September 2022
September 2022 is looking awfully problematic. The bear market rally has recently ended with Jerome Powell’s Jackson Hole speech declaring they’re absolutely serious and there is more pain to come. We’ve all been trained by history not to believe what central bankers say – so this latest short and very clear statement of intent caused some consternation to the market. Are they really serious? What, no early Powell pivot?
Sadly, for the bulls, the FED and perhaps even the ECB is more likely than not to back up their tough talk and raise interest rates by 75bps this month. Even the RBA is more likely than not to increase rates by 50 bps. Furthermore, and just as importantly but neglected by the market, quantitative tightening will begin in earnest, causing much more pain to overpriced asset prices globally – including even the perennial Australian favourite of Aussie housing.
Many equity and property investors are optimistic, but eventually, if you read the riot act to them and follow through with concrete actions, they get the message. In September 2022, I believe they’ll get the message. We will still have “too high” inflation even if its coming down, monetary policy tightening (including both interest rate increases and contracting balance sheets) and slowing unproductive economies and financial markets that aren’t capable of handling any of this well. Geopolitics is a mess; it looks as if the key powers are happy to create and escalate conflicts, destroying peaceful prosperity and energy and food markets while causing chaos and dysfunction. Markets don’t exist in a vacuum.
Historically the FED raises rates until something breaks. This time isn’t looking any different as they fight to get inflation down to 2% sustainably in a world in which they no longer control inflation and in which many beneficial societal conventions are under threat. Meanwhile governments and fiscal authorities – who are in no small part responsible for stagflation – are actively working against the inflation battle with ridiculous “inflation busting” packages and stimulus which rather than fight inflation actually contribute further to it. Central banks have made it clear that they’ll accept that market falls and some unemployment is an acceptable and necessary result of their intent to fight inflation.
Something meaningful will likely break and break soon and falling markets are an entirely reasonable expectation. Don’t be surprised if in September, the chickens come home to roost in markets. The US equity market is at significant risk of retesting if not even breaking its lows of June, not at some distant time but very soon.

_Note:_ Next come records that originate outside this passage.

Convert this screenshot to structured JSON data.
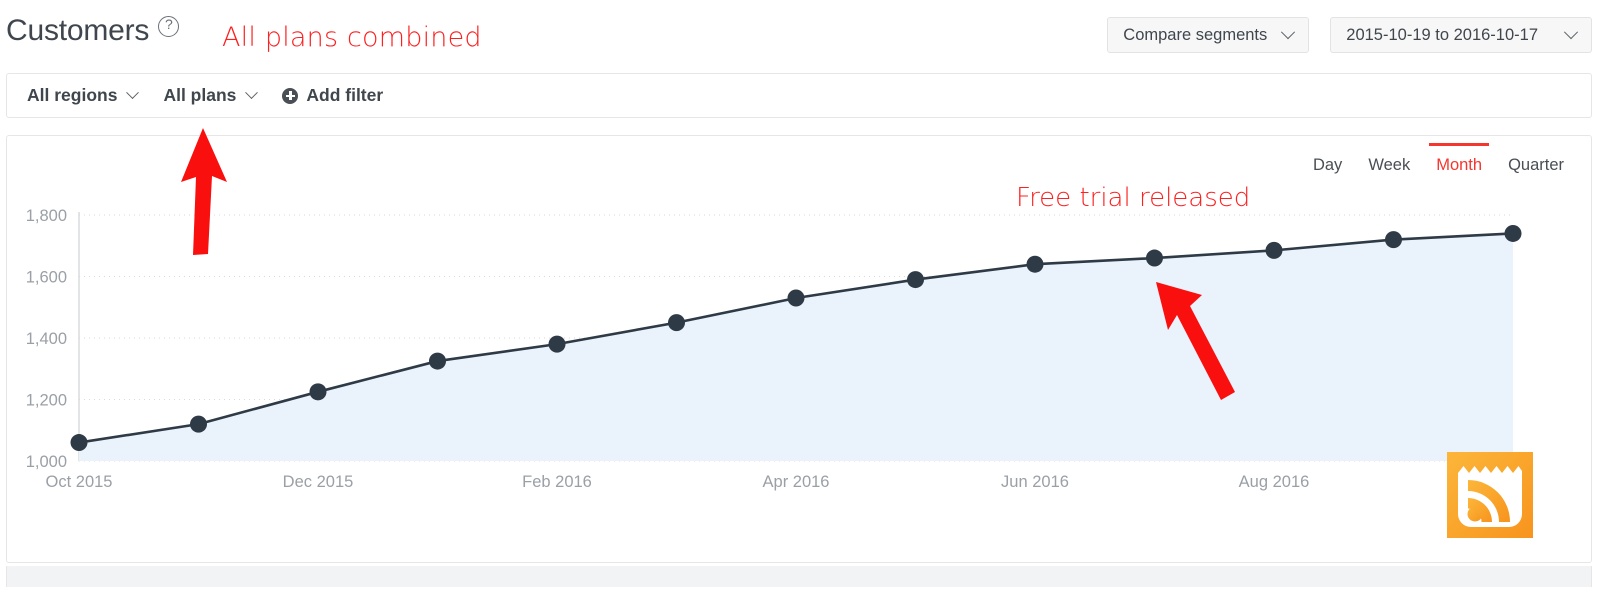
{
  "header": {
    "title": "Customers",
    "help_icon": "question-circle-icon",
    "annotation": "All plans combined",
    "compare_label": "Compare segments",
    "date_range": "2015-10-19 to 2016-10-17"
  },
  "filters": {
    "region": "All regions",
    "plan": "All plans",
    "add_filter": "Add filter"
  },
  "chart_tabs": [
    {
      "label": "Day",
      "active": false
    },
    {
      "label": "Week",
      "active": false
    },
    {
      "label": "Month",
      "active": true
    },
    {
      "label": "Quarter",
      "active": false
    }
  ],
  "annotations": {
    "plans_arrow": "red-up-arrow",
    "trial_text": "Free trial released",
    "trial_arrow": "red-diagonal-arrow"
  },
  "rss_badge": {
    "icon": "rss-feed-icon",
    "color": "#f9a52b"
  },
  "colors": {
    "accent_red": "#f4362f",
    "annotation_red": "#fc2121",
    "line": "#2e3a46",
    "area_fill": "#eaf2fb",
    "axis_text": "#9aa0a6",
    "card_border": "#e6e6e6"
  },
  "chart_data": {
    "type": "area",
    "title": "Customers",
    "xlabel": "",
    "ylabel": "",
    "grid": true,
    "legend": "none",
    "ylim": [
      1000,
      1800
    ],
    "yticks": [
      "1,000",
      "1,200",
      "1,400",
      "1,600",
      "1,800"
    ],
    "ytick_values": [
      1000,
      1200,
      1400,
      1600,
      1800
    ],
    "xticks": [
      "Oct 2015",
      "Dec 2015",
      "Feb 2016",
      "Apr 2016",
      "Jun 2016",
      "Aug 2016"
    ],
    "x": [
      "Oct 2015",
      "Nov 2015",
      "Dec 2015",
      "Jan 2016",
      "Feb 2016",
      "Mar 2016",
      "Apr 2016",
      "May 2016",
      "Jun 2016",
      "Jul 2016",
      "Aug 2016",
      "Sep 2016",
      "Oct 2016"
    ],
    "values": [
      1060,
      1120,
      1225,
      1325,
      1380,
      1450,
      1530,
      1590,
      1640,
      1660,
      1685,
      1720,
      1740
    ],
    "series": [
      {
        "name": "Customers",
        "values": [
          1060,
          1120,
          1225,
          1325,
          1380,
          1450,
          1530,
          1590,
          1640,
          1660,
          1685,
          1720,
          1740
        ]
      }
    ]
  }
}
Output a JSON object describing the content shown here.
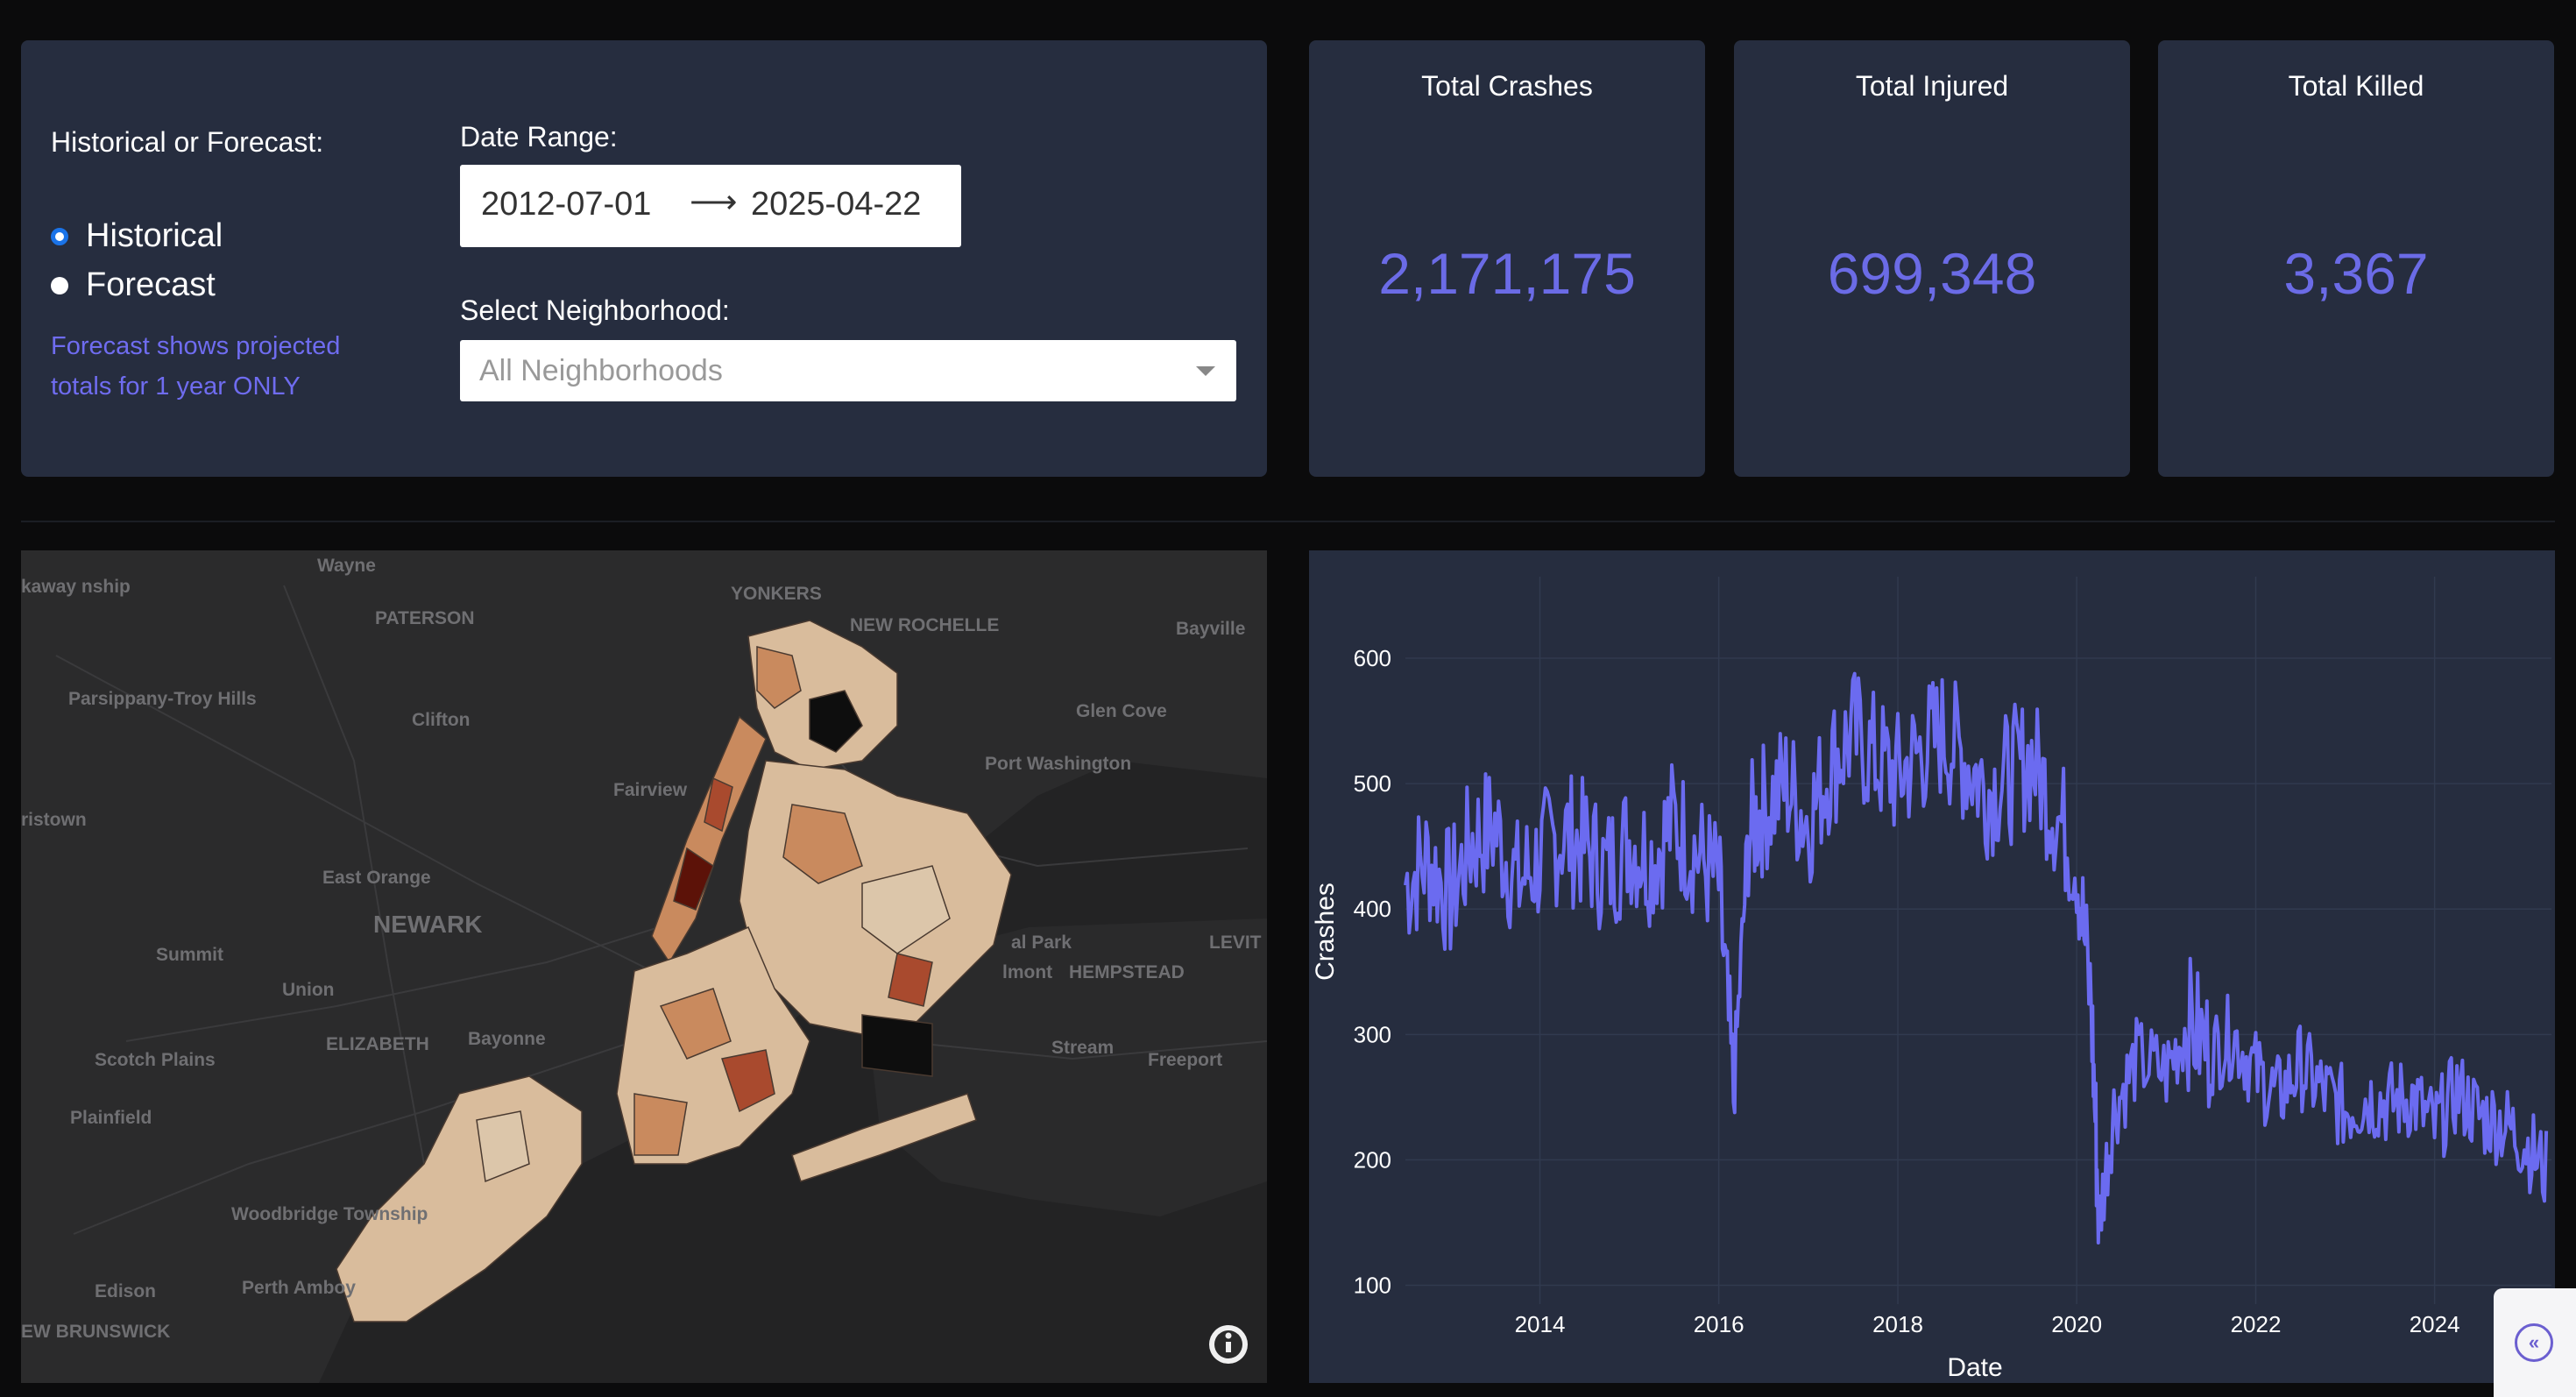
{
  "controls": {
    "mode_label": "Historical or Forecast:",
    "options": [
      {
        "label": "Historical",
        "checked": true
      },
      {
        "label": "Forecast",
        "checked": false
      }
    ],
    "note_line1": "Forecast shows projected",
    "note_line2": "totals for 1 year ONLY",
    "date_label": "Date Range:",
    "date_start": "2012-07-01",
    "date_arrow": "⟶",
    "date_end": "2025-04-22",
    "hood_label": "Select Neighborhood:",
    "hood_placeholder": "All Neighborhoods"
  },
  "kpis": {
    "crashes": {
      "title": "Total Crashes",
      "value": "2,171,175"
    },
    "injured": {
      "title": "Total Injured",
      "value": "699,348"
    },
    "killed": {
      "title": "Total Killed",
      "value": "3,367"
    }
  },
  "map": {
    "place_labels": [
      "Wayne",
      "PATERSON",
      "YONKERS",
      "NEW ROCHELLE",
      "Bayville",
      "Parsippany-Troy Hills",
      "Clifton",
      "Glen Cove",
      "Port Washington",
      "Fairview",
      "East Orange",
      "NEWARK",
      "Summit",
      "Union",
      "ELIZABETH",
      "Bayonne",
      "Scotch Plains",
      "Plainfield",
      "Woodbridge Township",
      "Edison",
      "Perth Amboy",
      "EW BRUNSWICK",
      "HEMPSTEAD",
      "LEVIT",
      "Freeport",
      "Stream",
      "al Park",
      "lmont",
      "kaway nship",
      "ristown"
    ],
    "info_icon": "info-icon",
    "colors": {
      "light": "#d9bc9c",
      "mid": "#c98a5e",
      "dark": "#a94a2e",
      "darkest": "#5c1208",
      "water": "#1f1f20",
      "land": "#2a2a2a"
    }
  },
  "chart_data": {
    "type": "line",
    "xlabel": "Date",
    "ylabel": "Crashes",
    "x_ticks": [
      "2014",
      "2016",
      "2018",
      "2020",
      "2022",
      "2024"
    ],
    "y_ticks": [
      "100",
      "200",
      "300",
      "400",
      "500",
      "600"
    ],
    "xlim": [
      "2012-07-01",
      "2025-04-22"
    ],
    "ylim": [
      85,
      665
    ],
    "line_color": "#6b6bf0",
    "series": [
      {
        "x": [
          "2012-07",
          "2012-10",
          "2013-01",
          "2013-04",
          "2013-07",
          "2013-10",
          "2014-01",
          "2014-04",
          "2014-07",
          "2014-10",
          "2015-01",
          "2015-04",
          "2015-07",
          "2015-10",
          "2016-01",
          "2016-03",
          "2016-05",
          "2016-07",
          "2016-10",
          "2017-01",
          "2017-04",
          "2017-07",
          "2017-10",
          "2018-01",
          "2018-04",
          "2018-07",
          "2018-10",
          "2019-01",
          "2019-04",
          "2019-07",
          "2019-10",
          "2020-01",
          "2020-03",
          "2020-04",
          "2020-06",
          "2020-09",
          "2021-01",
          "2021-04",
          "2021-07",
          "2021-10",
          "2022-01",
          "2022-04",
          "2022-07",
          "2022-10",
          "2023-01",
          "2023-04",
          "2023-07",
          "2023-10",
          "2024-01",
          "2024-04",
          "2024-07",
          "2024-10",
          "2025-01",
          "2025-04"
        ],
        "y": [
          420,
          440,
          410,
          455,
          465,
          420,
          440,
          460,
          450,
          430,
          455,
          440,
          470,
          445,
          420,
          250,
          460,
          480,
          500,
          470,
          515,
          540,
          520,
          505,
          525,
          540,
          520,
          495,
          505,
          520,
          480,
          440,
          320,
          150,
          240,
          280,
          270,
          310,
          285,
          300,
          270,
          250,
          275,
          255,
          240,
          250,
          245,
          250,
          225,
          255,
          235,
          230,
          215,
          190
        ]
      }
    ]
  }
}
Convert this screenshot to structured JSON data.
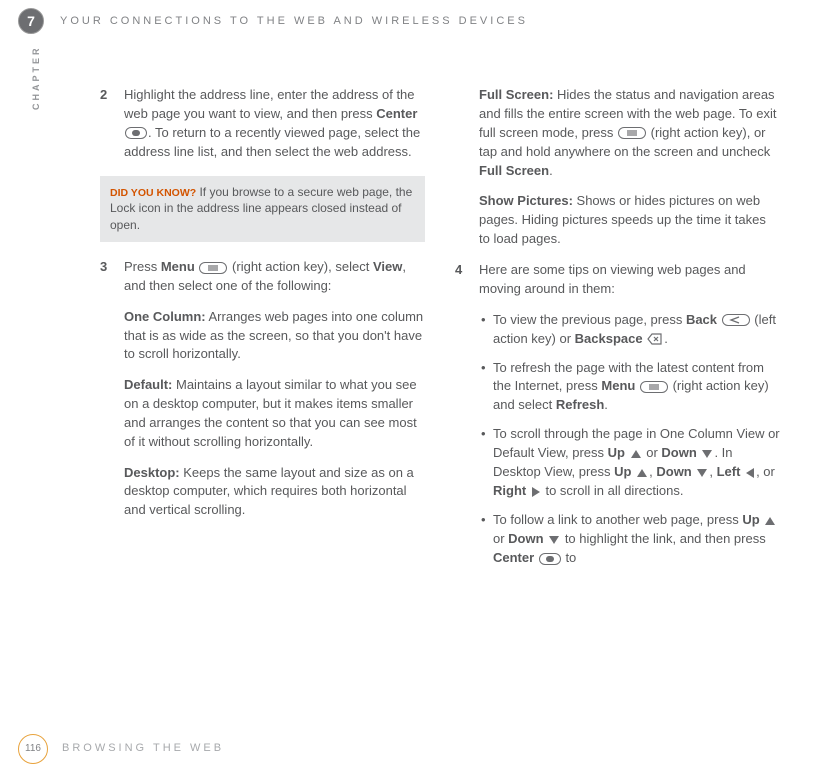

Forecasting has been difficult this year, so taking an extreme view is risky, but so too is depending upon ill-suited approaches such as thinking markets always go up in the circumstances like this. 2022 is the year in which bonds, equity and property markets all broke together… Without recognition of the current economic and geopolitical challenges and an active alternative approach better suited to a recognition of the world as it is, you potentially have a wealth destruction strategy with little near-term hope of blunting the pain.